Department of Health, University of Bath, Bath, Somerset, United Kingdom.
Department of Computer Science, University of Bath, Bath, Somerset, United Kingdom.
PeerJ. 2024 Aug 29;12:e17896. doi: 10.7717/peerj.17896. eCollection 2024.

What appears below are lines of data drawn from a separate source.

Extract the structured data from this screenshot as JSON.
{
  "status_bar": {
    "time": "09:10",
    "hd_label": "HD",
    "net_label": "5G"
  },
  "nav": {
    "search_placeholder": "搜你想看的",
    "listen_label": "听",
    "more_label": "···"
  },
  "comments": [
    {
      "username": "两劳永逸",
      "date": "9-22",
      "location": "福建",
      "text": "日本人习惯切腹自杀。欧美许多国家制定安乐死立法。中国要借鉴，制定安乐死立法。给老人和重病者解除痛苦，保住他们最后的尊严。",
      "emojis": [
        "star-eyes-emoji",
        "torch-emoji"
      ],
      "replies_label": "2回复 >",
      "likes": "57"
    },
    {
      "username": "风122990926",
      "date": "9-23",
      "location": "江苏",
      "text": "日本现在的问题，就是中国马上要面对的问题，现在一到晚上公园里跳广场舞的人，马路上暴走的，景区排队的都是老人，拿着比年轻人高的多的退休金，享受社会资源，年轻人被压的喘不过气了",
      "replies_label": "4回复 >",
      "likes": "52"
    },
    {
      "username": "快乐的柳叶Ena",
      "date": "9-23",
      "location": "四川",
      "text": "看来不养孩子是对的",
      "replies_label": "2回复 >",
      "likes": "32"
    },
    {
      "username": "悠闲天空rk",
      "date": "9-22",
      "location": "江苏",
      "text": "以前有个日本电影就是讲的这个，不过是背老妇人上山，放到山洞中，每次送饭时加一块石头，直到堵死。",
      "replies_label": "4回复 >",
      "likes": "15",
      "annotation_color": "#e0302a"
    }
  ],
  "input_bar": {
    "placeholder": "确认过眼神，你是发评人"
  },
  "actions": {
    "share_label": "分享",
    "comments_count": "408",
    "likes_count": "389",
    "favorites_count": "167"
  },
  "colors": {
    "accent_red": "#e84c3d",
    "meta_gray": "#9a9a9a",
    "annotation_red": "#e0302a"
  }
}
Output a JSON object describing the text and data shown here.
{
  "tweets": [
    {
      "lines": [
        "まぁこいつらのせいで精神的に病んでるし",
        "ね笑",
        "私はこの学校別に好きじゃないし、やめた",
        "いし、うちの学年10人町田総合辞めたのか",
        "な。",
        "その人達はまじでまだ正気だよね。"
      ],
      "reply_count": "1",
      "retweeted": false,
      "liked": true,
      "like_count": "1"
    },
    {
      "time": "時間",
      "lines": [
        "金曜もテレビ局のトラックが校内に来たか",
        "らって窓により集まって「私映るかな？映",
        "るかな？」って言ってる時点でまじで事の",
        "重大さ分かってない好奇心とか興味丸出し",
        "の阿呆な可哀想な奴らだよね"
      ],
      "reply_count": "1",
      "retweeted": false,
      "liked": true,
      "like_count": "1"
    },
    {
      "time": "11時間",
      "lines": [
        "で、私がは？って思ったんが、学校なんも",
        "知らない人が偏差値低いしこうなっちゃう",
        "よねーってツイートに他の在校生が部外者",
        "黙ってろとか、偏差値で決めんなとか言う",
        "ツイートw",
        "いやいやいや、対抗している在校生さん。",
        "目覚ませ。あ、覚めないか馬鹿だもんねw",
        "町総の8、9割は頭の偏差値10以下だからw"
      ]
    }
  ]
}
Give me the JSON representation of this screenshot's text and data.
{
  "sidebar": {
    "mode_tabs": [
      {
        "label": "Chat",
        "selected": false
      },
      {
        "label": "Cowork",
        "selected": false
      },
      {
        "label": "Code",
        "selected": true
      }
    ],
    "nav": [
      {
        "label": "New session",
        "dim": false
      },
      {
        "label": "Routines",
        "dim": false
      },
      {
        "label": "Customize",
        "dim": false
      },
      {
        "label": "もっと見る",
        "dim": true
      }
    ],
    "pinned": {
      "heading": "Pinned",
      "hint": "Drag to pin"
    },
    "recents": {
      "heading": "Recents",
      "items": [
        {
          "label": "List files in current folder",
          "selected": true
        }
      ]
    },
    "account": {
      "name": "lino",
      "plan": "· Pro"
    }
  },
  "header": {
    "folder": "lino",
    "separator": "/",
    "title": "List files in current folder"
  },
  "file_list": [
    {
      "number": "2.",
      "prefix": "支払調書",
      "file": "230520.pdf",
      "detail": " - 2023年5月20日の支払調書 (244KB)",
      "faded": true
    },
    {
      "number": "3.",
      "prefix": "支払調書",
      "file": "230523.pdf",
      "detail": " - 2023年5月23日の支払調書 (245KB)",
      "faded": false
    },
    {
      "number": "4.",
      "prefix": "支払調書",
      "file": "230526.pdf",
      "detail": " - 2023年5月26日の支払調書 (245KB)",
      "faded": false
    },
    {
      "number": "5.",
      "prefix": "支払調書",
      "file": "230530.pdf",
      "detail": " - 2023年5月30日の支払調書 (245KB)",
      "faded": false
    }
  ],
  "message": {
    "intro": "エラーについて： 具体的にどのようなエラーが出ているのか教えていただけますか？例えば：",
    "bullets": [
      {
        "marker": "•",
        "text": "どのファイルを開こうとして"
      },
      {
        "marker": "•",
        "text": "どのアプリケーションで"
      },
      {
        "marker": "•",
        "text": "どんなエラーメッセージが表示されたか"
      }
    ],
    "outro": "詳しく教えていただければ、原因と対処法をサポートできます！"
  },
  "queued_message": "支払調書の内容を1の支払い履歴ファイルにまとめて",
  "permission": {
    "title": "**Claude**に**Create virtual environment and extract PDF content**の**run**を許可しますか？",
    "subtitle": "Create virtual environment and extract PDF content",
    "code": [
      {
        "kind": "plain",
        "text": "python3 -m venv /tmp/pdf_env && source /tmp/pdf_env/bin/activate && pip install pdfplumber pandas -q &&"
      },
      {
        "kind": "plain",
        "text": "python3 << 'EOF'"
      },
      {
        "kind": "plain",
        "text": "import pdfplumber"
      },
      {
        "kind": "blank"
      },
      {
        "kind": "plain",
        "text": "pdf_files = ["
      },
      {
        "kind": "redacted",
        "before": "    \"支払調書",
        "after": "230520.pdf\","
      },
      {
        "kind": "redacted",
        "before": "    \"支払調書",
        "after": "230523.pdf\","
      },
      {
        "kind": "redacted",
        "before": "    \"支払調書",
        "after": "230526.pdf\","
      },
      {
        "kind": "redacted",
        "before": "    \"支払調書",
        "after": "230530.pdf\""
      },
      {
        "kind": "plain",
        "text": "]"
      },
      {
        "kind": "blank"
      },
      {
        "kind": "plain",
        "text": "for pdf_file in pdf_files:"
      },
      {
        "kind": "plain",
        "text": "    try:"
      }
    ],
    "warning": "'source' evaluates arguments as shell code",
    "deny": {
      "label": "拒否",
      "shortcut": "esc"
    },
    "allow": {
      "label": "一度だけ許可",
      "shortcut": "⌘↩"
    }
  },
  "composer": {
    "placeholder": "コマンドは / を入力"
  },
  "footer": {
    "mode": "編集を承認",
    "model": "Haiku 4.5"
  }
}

Ground reaction force (GRF) data is often collected for the biomechanical analysis of running, due to the performance and injury risk insights that GRF analysis can provide. Traditional methods typically limit GRF collection to controlled lab environments, recent studies have looked to combine the ease of use of wearable sensors with the statistical power of machine learning to estimate continuous GRF data outside of these restrictions. Before such systems can be deployed with confidence outside of the lab they must be shown to be a valid and accurate tool for a wide range of users. The aim of this study was to evaluate how accurately a consumer-priced sensor system could estimate GRFs whilst a heterogeneous group of runners completed a treadmill protocol with three different personalised running speeds and three gradients. Fifty runners (25 female, 25 male) wearing pressure insoles made up of 16 resistive sensors and an inertial measurement unit ran at various speeds and gradients on an instrumented treadmill. A long short term memory (LSTM) neural network was trained to estimate both vertical and anteroposterior force traces using leave one subject out validation. The average relative root mean squared error (rRMSE) was 3.2% and 3.1%, respectively. The mean rRMSE across the evaluated participants ranged from 0.8% to 8.8% and from 1.3% to 17.3% in the estimation. The findings from this study suggest that current consumer-priced sensors could be used to accurately estimate two-dimensional GRFs for a wide range of runners at a variety of running intensities. The estimated kinetics could be used to provide runners with individualised feedback as well as form the basis of data collection for running injury risk factor studies on a much larger scale than is currently possible with lab based methods.
地面反作用力(GRF)数据通常用于跑步的生物力学分析,因为 GRF 分析可以提供有关性能和受伤风险的见解。传统方法通常将 GRF 采集限制在受控的实验室环境中,最近的研究试图将可穿戴传感器的易用性与机器学习的统计能力结合起来,以在这些限制之外估计连续的 GRF 数据。在这些系统能够在实验室之外有信心地部署之前,必须证明它们是一种针对广泛用户的有效和准确的工具。本研究的目的是评估消费者价格传感器系统在异质跑步者群体完成具有三种不同个性化跑步速度和三种坡度的跑步机方案时,能够多准确地估计 GRF。五十名跑步者(25 名女性,25 名男性)穿着由 16 个电阻传感器和惯性测量单元组成的压力鞋垫,在配备仪器的跑步机上以各种速度和坡度跑步。长短期记忆(LSTM)神经网络经过训练,使用“留出一个受试者”验证来估计垂直和前向后力轨迹。平均相对均方根误差(rRMSE)分别为 3.2%和 3.1%。评估参与者的平均 rRMSE 范围为 0.8%至 8.8%,在估计中为 1.3%至 17.3%。本研究的结果表明,目前的消费者价格传感器可用于在各种跑步强度下为广泛的跑步者准确估计二维 GRF。估计的动力学可以为跑步者提供个性化反馈,也可以为基于实验室方法目前不可能进行的更大规模的跑步受伤风险因素研究提供数据收集基础。